Snyder vows culture change amid allegations


Washington NFL owner Dan Snyder said Friday he is committed to improving the culture inside the team after allegations of sexual harassment, while the league said it will wait for a law firm’s review before taking action.

The allegations of sexual harassment and toxic workplace culture spanning from 2006 to 2019 were raised by 15 women, all but one of whom spoke to The Washington Post on the condition of anonymity, with some having signed nondisclosure agreements with the team.

“The behavior described in yesterday’s Washington Post article has no place in our franchise or society,” Snyder said in a statement Friday. “This story has strengthened my commitment to setting a new culture and standard for our team.”

Snyder hired the District of Columbia law firm Wilkinson Walsh to conduct an independent review of team policies, culture and allegations of workplace misconduct.
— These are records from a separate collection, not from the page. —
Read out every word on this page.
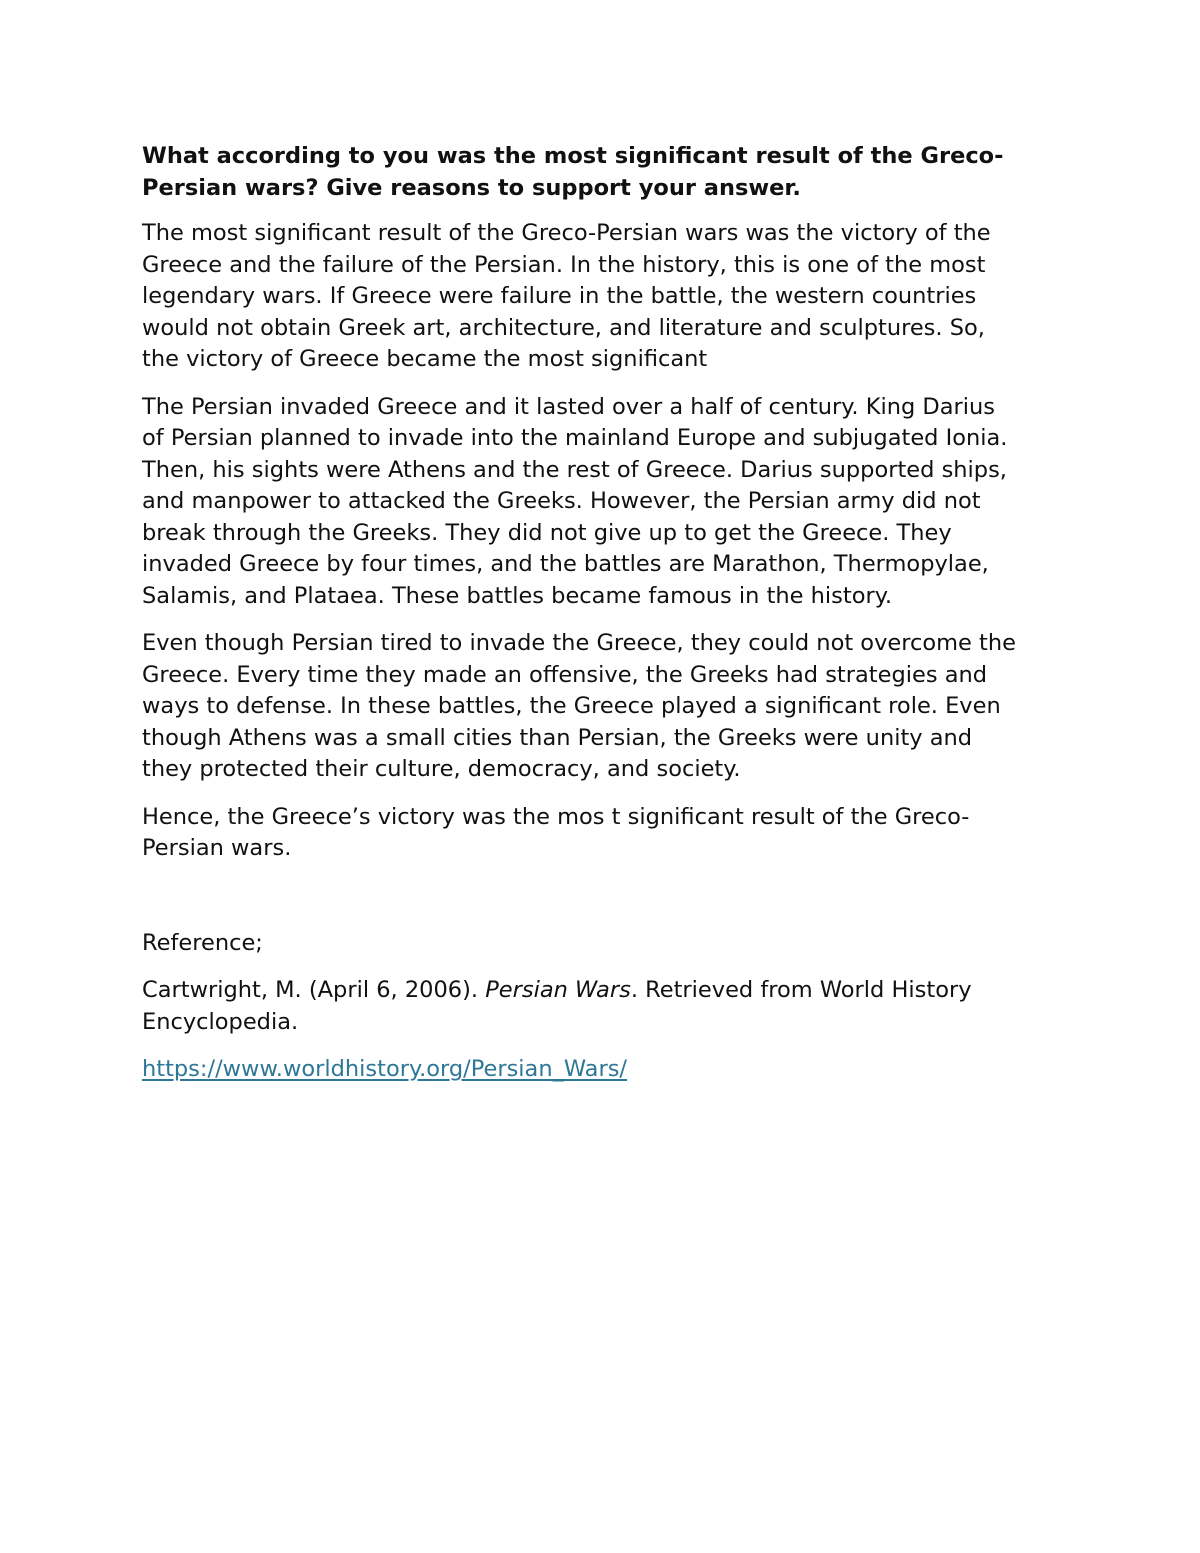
What according to you was the most significant result of the Greco-
Persian wars? Give reasons to support your answer.

The most significant result of the Greco-Persian wars was the victory of the
Greece and the failure of the Persian. In the history, this is one of the most
legendary wars. If Greece were failure in the battle, the western countries
would not obtain Greek art, architecture, and literature and sculptures. So,
the victory of Greece became the most significant

The Persian invaded Greece and it lasted over a half of century. King Darius
of Persian planned to invade into the mainland Europe and subjugated Ionia.
Then, his sights were Athens and the rest of Greece. Darius supported ships,
and manpower to attacked the Greeks. However, the Persian army did not
break through the Greeks. They did not give up to get the Greece. They
invaded Greece by four times, and the battles are Marathon, Thermopylae,
Salamis, and Plataea. These battles became famous in the history.

Even though Persian tired to invade the Greece, they could not overcome the
Greece. Every time they made an offensive, the Greeks had strategies and
ways to defense. In these battles, the Greece played a significant role. Even
though Athens was a small cities than Persian, the Greeks were unity and
they protected their culture, democracy, and society.

Hence, the Greece’s victory was the mos t significant result of the Greco-
Persian wars.

Reference;

Cartwright, M. (April 6, 2006). Persian Wars. Retrieved from World History
Encyclopedia.

https://www.worldhistory.org/Persian_Wars/
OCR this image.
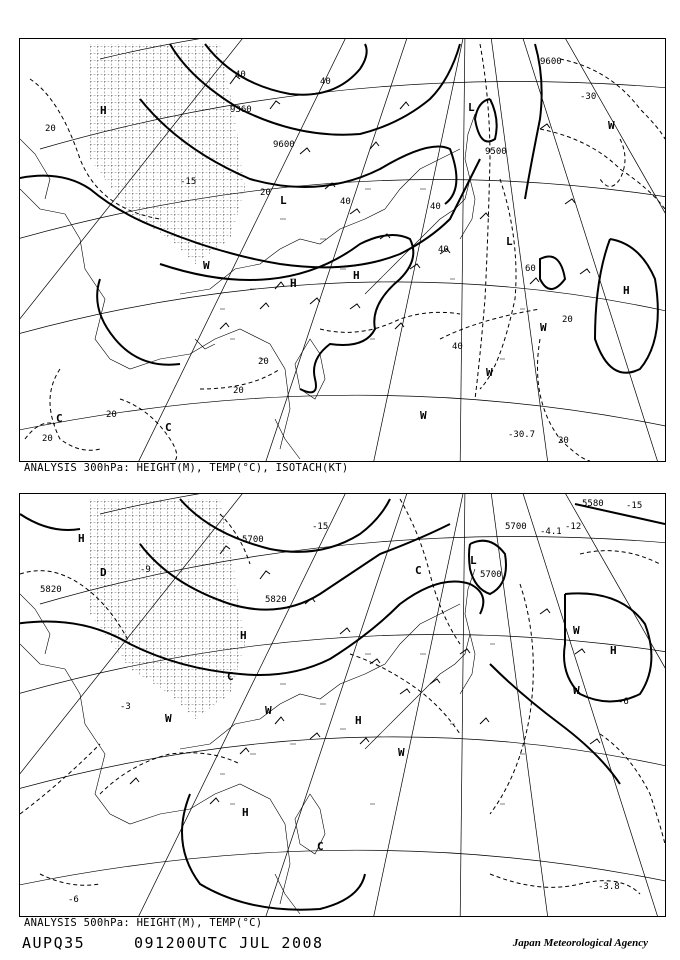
40
9360
9600
9500
9600
40
40	40
40
40
60
20
20
20
20
20
20
20
20
-15
-30.7
-30
H
H
H
H
L
L
L
W
W
W
W
W
C
C
ANALYSIS 300hPa: HEIGHT(M), TEMP(°C), ISOTACH(KT)
5820
5700
5820
5700
5700
5580
-4.1
-15
-15
-3	-6
-9
-12
-6
-3.8
H
H
H
H
H
L
C
C
C
W
W
W
W
W
D
ANALYSIS 500hPa: HEIGHT(M), TEMP(°C)
AUPQ35	091200UTC JUL 2008	Japan Meteorological Agency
The NFL said in a statement it will meet with lawyers after the investigation is complete and will act based on the findings.

“These matters as reported are serious, disturbing and contrary to the NFL’s values,” the league said. “Everyone in the NFL has the right to work in an environment free from any and all forms of harassment.”

Snyder also pledged to make organizational changes.

“Beth Wilkinson and her firm are empowered to do a full, unbiased investigation and make any and all requisite recommendations,” Snyder said. “Upon completion of her work, we will institute new policies and procedures and strengthen our human resources infrastructure to not only avoid these issues in the future but most importantly create a team culture that is respectful and inclusive of all.”

He said the commitment to establishing a new culture and higher standard began with the hiring of coach Ron Rivera, who also has control of football operations.

“[The] biggest thing is that we have to move forward from this and make sure everybody understands we have policies that we will follow and that we have an open door policy with no retribution,” Rivera said in a text to ESPN’s John Keim. “Plus my daughter works for the team and I sure as hell am not going to allow any of this!”

The NFL said it expects the team and all employees to be cooperative but that it is not yet conducting its own review of the team.

Director of player personnel Alex Santos, assistant Richard Mann II and longtime broadcaster and senior vice president Larry Michael are no longer with the team. Michael announced Wednesday he was retiring after 16 years.

Santos, who was fired this week, is accused by six former employees and two reporters who covered the team of commenting about their bodies and making unwelcome overtures, according to the Post.

In text messages obtained by the Post, Mann, also fired within the past week, shared with a female employee his conversation with co-workers about whether she had undergone breast enhancement surgery.

Seven former employees alleged to the Post that Michael routinely spoke about the physical appearance of female colleagues in a sexual and disparaging manner, including a college-aged intern in a comment that was caught on a “hot mic” in 2018.

Former team business executives Dennis Greene and Mitch Gershman also were mentioned in the Post story.

Greene, who resigned in May 2018 after it was reported that he had sold access to Washington cheerleaders, including attendance at a 2013 calendar photo shoot in Costa Rica, is named in the Post report for having encouraged members of the sales staff to wear revealing clothing and flirt with suite holders.

Emily Applegate, the only former Washington female employee named in the Post report, said Gershman verbally abused her over minor workplace issues and also complimented her body.

The allegations come on the heels of the team’s announcement Monday that it would be retiring its nickname and logo after completing a thorough review that began on July 3.

The Associated Press contributed to this report.